OLHANDO O MAR ...

A filha empurrou suavemente a cadeira de rodas onde ela repousava o seu corpo enfermo. A tosse sacudiu a sua estrutura franzina e doente, os seios outrora orgulhosamente empinados jaziam agora pendurados como odres vazios e gastos, debaixo dos fortes agasalhos. Travou o engenho junto ao muro que vedava o promontório em frente ao mar e ajeitou o chapéu de sol sobre a cabeça da mãe.
Ela tinha pedido, à filha e ao genro, que a levassem uma última vez a ver o oceano, aquele imenso plano salgado que sempre a separara do seu amor eterno. O dia estava lindo, embora já fosse Outono, precisamente o dia de aniversário do homem da sua vida.
Maldita tosse, voltou a sacudi-la... Sempre fora obstinada, muito teimosa e inconsciente, também.

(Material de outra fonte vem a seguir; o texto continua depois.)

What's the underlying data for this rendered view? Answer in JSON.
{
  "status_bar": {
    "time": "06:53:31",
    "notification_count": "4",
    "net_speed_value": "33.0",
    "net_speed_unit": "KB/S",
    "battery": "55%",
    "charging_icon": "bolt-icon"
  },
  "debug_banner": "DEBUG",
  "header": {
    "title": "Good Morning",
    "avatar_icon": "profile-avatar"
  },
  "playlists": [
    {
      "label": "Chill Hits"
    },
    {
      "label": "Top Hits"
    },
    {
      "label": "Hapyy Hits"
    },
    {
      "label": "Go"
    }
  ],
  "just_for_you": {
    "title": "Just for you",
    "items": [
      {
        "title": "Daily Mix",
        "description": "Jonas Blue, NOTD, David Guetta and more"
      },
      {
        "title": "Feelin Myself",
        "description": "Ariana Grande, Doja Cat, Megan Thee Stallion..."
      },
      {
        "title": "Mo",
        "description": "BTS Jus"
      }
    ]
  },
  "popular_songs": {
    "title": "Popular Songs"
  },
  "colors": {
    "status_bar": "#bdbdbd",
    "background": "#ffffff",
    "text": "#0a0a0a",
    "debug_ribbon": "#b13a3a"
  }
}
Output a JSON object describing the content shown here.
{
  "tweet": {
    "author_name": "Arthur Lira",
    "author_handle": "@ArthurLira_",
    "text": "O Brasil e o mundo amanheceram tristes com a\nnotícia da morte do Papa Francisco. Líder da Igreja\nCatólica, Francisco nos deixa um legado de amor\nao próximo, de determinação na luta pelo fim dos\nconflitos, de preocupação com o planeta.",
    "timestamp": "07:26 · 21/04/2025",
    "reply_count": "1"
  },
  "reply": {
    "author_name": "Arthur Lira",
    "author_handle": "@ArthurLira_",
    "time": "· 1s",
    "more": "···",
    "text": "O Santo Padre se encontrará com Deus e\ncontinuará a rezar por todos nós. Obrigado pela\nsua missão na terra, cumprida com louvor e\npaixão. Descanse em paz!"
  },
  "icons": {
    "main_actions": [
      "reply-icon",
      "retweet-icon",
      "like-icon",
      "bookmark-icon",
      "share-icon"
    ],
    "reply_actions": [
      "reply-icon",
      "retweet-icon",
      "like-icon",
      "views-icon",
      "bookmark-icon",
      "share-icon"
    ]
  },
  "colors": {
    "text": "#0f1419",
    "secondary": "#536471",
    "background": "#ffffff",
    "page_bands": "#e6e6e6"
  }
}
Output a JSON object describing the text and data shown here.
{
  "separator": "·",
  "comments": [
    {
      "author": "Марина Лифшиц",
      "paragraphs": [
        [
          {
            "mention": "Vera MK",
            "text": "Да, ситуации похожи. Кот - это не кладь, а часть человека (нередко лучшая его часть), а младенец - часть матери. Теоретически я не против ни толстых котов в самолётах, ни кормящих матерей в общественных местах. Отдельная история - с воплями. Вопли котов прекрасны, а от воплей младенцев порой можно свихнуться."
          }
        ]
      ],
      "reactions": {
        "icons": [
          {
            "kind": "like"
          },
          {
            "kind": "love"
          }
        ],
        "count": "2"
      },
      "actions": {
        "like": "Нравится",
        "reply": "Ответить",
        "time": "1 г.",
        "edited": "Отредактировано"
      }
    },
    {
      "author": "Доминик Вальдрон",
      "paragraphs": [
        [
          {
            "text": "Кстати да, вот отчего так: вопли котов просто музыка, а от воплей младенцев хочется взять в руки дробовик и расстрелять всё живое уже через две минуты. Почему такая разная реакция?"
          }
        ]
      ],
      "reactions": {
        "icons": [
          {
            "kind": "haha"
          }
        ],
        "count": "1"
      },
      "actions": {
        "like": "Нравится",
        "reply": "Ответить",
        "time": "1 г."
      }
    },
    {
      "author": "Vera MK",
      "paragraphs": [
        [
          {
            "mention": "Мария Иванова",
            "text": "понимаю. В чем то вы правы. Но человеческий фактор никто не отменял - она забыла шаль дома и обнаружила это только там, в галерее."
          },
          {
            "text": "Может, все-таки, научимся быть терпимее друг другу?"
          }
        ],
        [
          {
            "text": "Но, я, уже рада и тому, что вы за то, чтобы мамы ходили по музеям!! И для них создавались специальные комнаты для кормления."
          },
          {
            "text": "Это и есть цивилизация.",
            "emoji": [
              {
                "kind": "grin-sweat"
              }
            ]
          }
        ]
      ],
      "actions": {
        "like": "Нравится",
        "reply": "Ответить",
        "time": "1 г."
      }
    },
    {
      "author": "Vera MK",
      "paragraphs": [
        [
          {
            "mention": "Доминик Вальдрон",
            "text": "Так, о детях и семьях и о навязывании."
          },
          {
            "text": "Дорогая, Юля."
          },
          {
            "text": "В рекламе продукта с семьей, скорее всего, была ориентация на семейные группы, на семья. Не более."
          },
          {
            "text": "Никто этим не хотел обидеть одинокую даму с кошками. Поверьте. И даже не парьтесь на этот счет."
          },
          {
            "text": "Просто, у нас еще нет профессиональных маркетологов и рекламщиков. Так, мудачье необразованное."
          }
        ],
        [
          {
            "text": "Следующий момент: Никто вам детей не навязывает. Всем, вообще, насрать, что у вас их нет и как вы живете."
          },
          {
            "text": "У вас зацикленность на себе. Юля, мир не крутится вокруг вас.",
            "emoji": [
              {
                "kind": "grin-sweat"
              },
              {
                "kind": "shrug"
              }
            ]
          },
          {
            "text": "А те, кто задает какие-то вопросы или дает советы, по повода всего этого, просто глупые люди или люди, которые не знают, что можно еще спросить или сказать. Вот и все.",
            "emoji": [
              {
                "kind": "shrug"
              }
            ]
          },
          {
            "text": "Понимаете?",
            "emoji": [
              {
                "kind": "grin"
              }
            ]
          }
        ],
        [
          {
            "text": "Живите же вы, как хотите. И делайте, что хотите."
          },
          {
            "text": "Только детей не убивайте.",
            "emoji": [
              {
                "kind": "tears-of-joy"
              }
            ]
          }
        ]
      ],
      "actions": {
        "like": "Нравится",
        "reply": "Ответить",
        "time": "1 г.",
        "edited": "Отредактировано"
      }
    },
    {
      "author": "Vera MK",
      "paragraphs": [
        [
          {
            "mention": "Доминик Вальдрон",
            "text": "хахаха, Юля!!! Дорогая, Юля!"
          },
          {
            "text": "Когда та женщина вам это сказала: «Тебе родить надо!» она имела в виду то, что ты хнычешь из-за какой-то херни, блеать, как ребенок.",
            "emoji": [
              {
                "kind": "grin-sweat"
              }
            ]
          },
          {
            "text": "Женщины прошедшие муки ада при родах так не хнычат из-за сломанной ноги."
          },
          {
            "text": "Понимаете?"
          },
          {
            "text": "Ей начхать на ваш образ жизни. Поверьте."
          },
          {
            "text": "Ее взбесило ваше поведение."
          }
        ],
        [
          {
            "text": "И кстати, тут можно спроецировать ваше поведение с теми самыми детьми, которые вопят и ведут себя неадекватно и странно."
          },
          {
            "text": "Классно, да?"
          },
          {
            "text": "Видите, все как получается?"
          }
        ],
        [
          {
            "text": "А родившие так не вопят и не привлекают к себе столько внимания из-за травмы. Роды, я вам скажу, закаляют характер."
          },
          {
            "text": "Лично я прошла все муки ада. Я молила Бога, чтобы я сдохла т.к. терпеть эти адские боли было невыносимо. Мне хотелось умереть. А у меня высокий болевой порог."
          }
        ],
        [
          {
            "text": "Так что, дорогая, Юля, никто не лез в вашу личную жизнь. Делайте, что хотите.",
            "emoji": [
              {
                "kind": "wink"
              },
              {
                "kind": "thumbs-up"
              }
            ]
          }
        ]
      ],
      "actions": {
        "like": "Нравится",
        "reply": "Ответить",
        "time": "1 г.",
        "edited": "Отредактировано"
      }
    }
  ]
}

O tabaco tomara conta dela desde a adolescência e nem o exemplo do pai, que morrera devorado pelo inimigo oculto, esse verme silencioso que lhe havia sugado a vida e feito com que penasse em grande sofrimento até morrer, lhe servira de alerta. Agora sabia que tinha pouco tempo de vida, à conta do mesmo vício. Mas quisera tanto ver o mar pela última vez... A filha conhecia a razão e providenciara, convencera o marido a fazer essa deslocação.
Ela olhou longamente o mar, por minutos, abarcando o horizonte, de um extremo ao outro, até onde a vista alcançava, depois baixou a cabeça e grossas lágrimas correram pelas suas faces. Se ao menos ainda  pudesse ver o seu amado antes de morrer...
Depois, lentamente, a cabeça pendeu um pouco para o lado direito...
A filha, inquieta, espreitou-a. Tinha adormecido.
A tarde refrescou, o sol baixou no horizonte e agasalhando a mãe ainda com mais carinho, empreendeu a viagem de regresso da cadeira de rodas até ao carro.